Inscrutable … Dennis Russell Davies. Photograph: Benno Hunziker

It’s a measure of the strength of the relationship that Dennis Russell Davies has with his Basel Symphony Orchestra that their short British tour, plus a date in Dublin, features slightly different programmes at each venue. Most visiting ensembles play safer.

At Cheltenham, they began with Mozart’s Symphony in G major, No 32, whose form is more overture than symphony, though the young Amadeus was categoric in his title and wrote for an unusually big wind lineup, with four horns. Davies shaped crisp phrasing; there was only minimal string vibrato but plenty of character.

Alice Sara Ott was the soloist in Ravel’s Piano Concerto in G and, since Ravel’s admiration for Mozart knew no bounds, this was a natural pairing. A slight unsteadiness dogged the first movement, but Ott’s gently understated approach to the Adagio captured its misty lyricism, though she was whizzing round the keyboard by the finale.

The most awkward aspect was that for much of the audience, bar those in the gallery, Ott was well-nigh invisible. Needing to marshal massive forces for their main work, Stravinsky’s Le Sacré du Printemps, strings and woodwind were playing at floor level along with the piano.

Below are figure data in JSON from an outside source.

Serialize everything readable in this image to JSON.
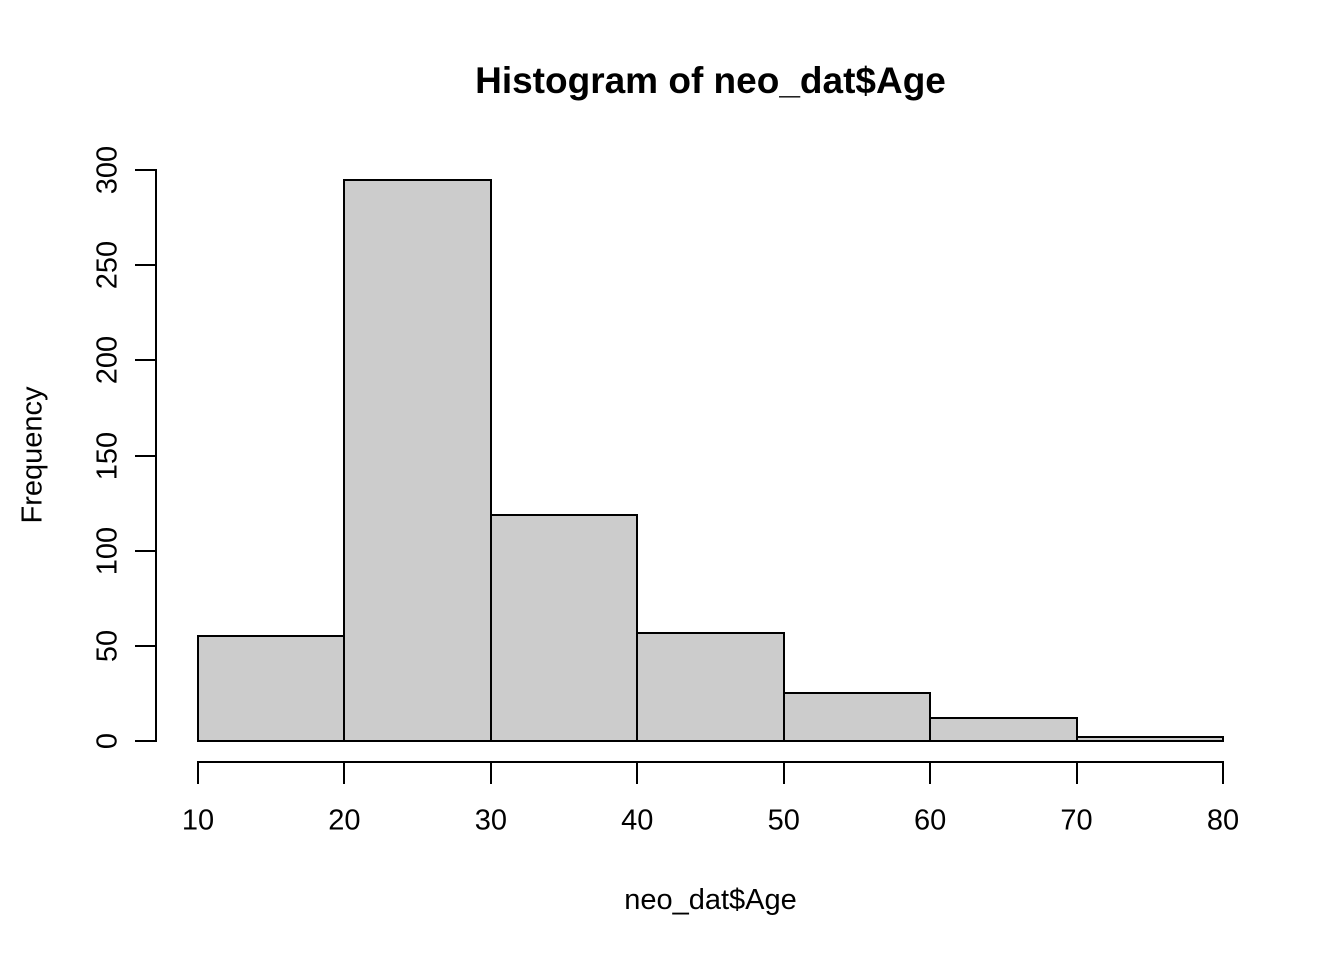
{
  "chart_data": {
    "type": "bar",
    "subtype": "histogram",
    "title": "Histogram of neo_dat$Age",
    "xlabel": "neo_dat$Age",
    "ylabel": "Frequency",
    "breaks": [
      10,
      20,
      30,
      40,
      50,
      60,
      70,
      80
    ],
    "counts": [
      55,
      295,
      119,
      57,
      25,
      12,
      2
    ],
    "bins": [
      {
        "range": "10-20",
        "count": 55
      },
      {
        "range": "20-30",
        "count": 295
      },
      {
        "range": "30-40",
        "count": 119
      },
      {
        "range": "40-50",
        "count": 57
      },
      {
        "range": "50-60",
        "count": 25
      },
      {
        "range": "60-70",
        "count": 12
      },
      {
        "range": "70-80",
        "count": 2
      }
    ],
    "xlim": [
      10,
      80
    ],
    "ylim": [
      0,
      300
    ],
    "x_ticks": [
      10,
      20,
      30,
      40,
      50,
      60,
      70,
      80
    ],
    "y_ticks": [
      0,
      50,
      100,
      150,
      200,
      250,
      300
    ],
    "grid": false,
    "legend": false,
    "colors": {
      "bar_fill": "#cccccc",
      "bar_border": "#000000",
      "axis": "#000000",
      "text": "#000000",
      "background": "#ffffff"
    }
  }
}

Only a sheen of Ott hair and the flash of silver on her right index finger matched up with the sound.

The Basel musicians’ corporate discipline overcame the disadvantage, but this languidly French take on Stravinsky was at times almost sedate. Davies – a curious presence on the podium, inscrutable with occasional flowery flourishes of the baton – made the ballet’s ritual thread somewhat tame. Instead, this became a night for the percussion: the relatively empty stage beneath gave their every blow extra reverberation, fierce and raw.